Will we end up with “national champions” in automotive production?
With a Honda-Nissan-Mitsu tie-up in the works, surely a Stellantis merger (Renault?) not far behind, Germany with at least one too many manufacturers, and the great shake-out of Chinese OEMs beginning, it’s not far-fetched to imagine a time in which there are only one or two OEMs per region.
Over decades, commercial aircraft companies have failed, merged, and been acquired so that only a handful of regional champions have emerged: Embraer, Comac, Airbus and Boeing. Flyers focus on their choice of airlines, rarely on choosing the constructor of the metal tube. Regardless if you buy a ticket from Delta, American, Lufthansa, or Wizzair – you are sitting in the same A320.
In on-demand, multimodal mobility, there is similarly little concern for who bends the sheetmetal for the autonomous shuttle I sit in. Vertical integration (from tech-stack to manufacture, to operations) is – paradoxically – inefficient and no company will have sufficient scale or breadth of skillset. Production of purpose-built vehicles will move to low-cost specialists (e.g. Foxconn, Geely, maybe Kia) over time.

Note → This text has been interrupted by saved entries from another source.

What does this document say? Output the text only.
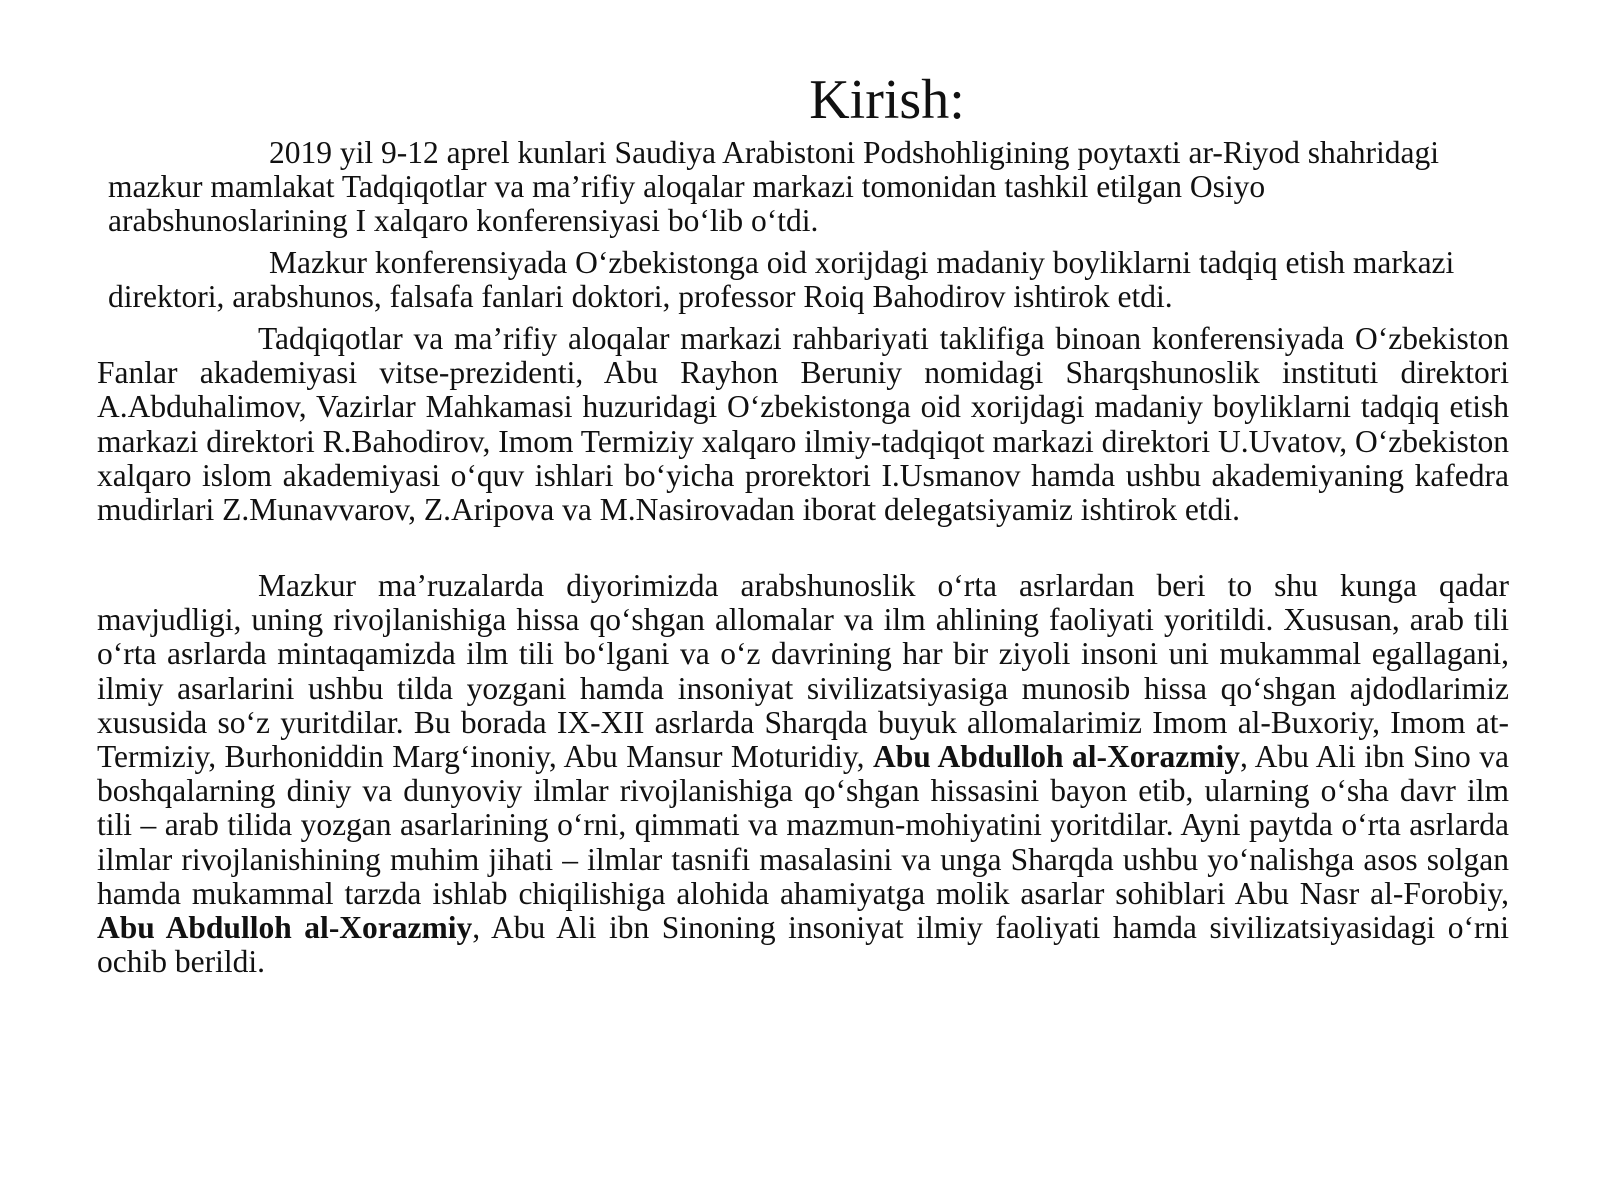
Kirish:

2019 yil 9-12 aprel kunlari Saudiya Arabistoni Podshohligining poytaxti ar-Riyod shahridagi mazkur mamlakat Tadqiqotlar va ma’rifiy aloqalar markazi tomonidan tashkil etilgan Osiyo arabshunoslarining I xalqaro konferensiyasi bo‘lib o‘tdi.

Mazkur konferensiyada O‘zbekistonga oid xorijdagi madaniy boyliklarni tadqiq etish markazi direktori, arabshunos, falsafa fanlari doktori, professor Roiq Bahodirov ishtirok etdi.

Tadqiqotlar va ma’rifiy aloqalar markazi rahbariyati taklifiga binoan konferensiyada O‘zbekiston Fanlar akademiyasi vitse-prezidenti, Abu Rayhon Beruniy nomidagi Sharqshunoslik instituti direktori A.Abduhalimov, Vazirlar Mahkamasi huzuridagi O‘zbekistonga oid xorijdagi madaniy boyliklarni tadqiq etish markazi direktori R.Bahodirov, Imom Termiziy xalqaro ilmiy-tadqiqot markazi direktori U.Uvatov, O‘zbekiston xalqaro islom akademiyasi o‘quv ishlari bo‘yicha prorektori I.Usmanov hamda ushbu akademiyaning kafedra mudirlari Z.Munavvarov, Z.Aripova va M.Nasirovadan iborat delegatsiyamiz ishtirok etdi.

Mazkur ma’ruzalarda diyorimizda arabshunoslik o‘rta asrlardan beri to shu kunga qadar mavjudligi, uning rivojlanishiga hissa qo‘shgan allomalar va ilm ahlining faoliyati yoritildi. Xususan, arab tili o‘rta asrlarda mintaqamizda ilm tili bo‘lgani va o‘z davrining har bir ziyoli insoni uni mukammal egallagani, ilmiy asarlarini ushbu tilda yozgani hamda insoniyat sivilizatsiyasiga munosib hissa qo‘shgan ajdodlarimiz xususida so‘z yuritdilar. Bu borada IX-XII asrlarda Sharqda buyuk allomalarimiz Imom al-Buxoriy, Imom at-Termiziy, Burhoniddin Marg‘inoniy, Abu Mansur Moturidiy, Abu Abdulloh al-Xorazmiy, Abu Ali ibn Sino va boshqalarning diniy va dunyoviy ilmlar rivojlanishiga qo‘shgan hissasini bayon etib, ularning o‘sha davr ilm tili – arab tilida yozgan asarlarining o‘rni, qimmati va mazmun-mohiyatini yoritdilar. Ayni paytda o‘rta asrlarda ilmlar rivojlanishining muhim jihati – ilmlar tasnifi masalasini va unga Sharqda ushbu yo‘nalishga asos solgan hamda mukammal tarzda ishlab chiqilishiga alohida ahamiyatga molik asarlar sohiblari Abu Nasr al-Forobiy, Abu Abdulloh al-Xorazmiy, Abu Ali ibn Sinoning insoniyat ilmiy faoliyati hamda sivilizatsiyasidagi o‘rni ochib berildi.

Of course, there’s still a key difference to commercial aviation: some end-consumers still actually buy cars, and they will continue to. For them, branding will likely remain (see Geely and Nio’s recent efforts), but production will be common. Your Panasonic, Philips, Hisense, or Sony TV? Yes, that’s likely built by Samsung – a national champion in Korea. At least for now; three-quarters of flat-screen TVs will likely be produced in China within the next 12-24 months.
Which brings me back to cars. Currently, a third are built in China, including some MINIs, a lot of Teslas, and even a Lincoln. It’ll be more than half within the next decade. Leaving North America, South Asia, Europe, and both Korea and Japan fighting for the scraps – and consolidating their national champions.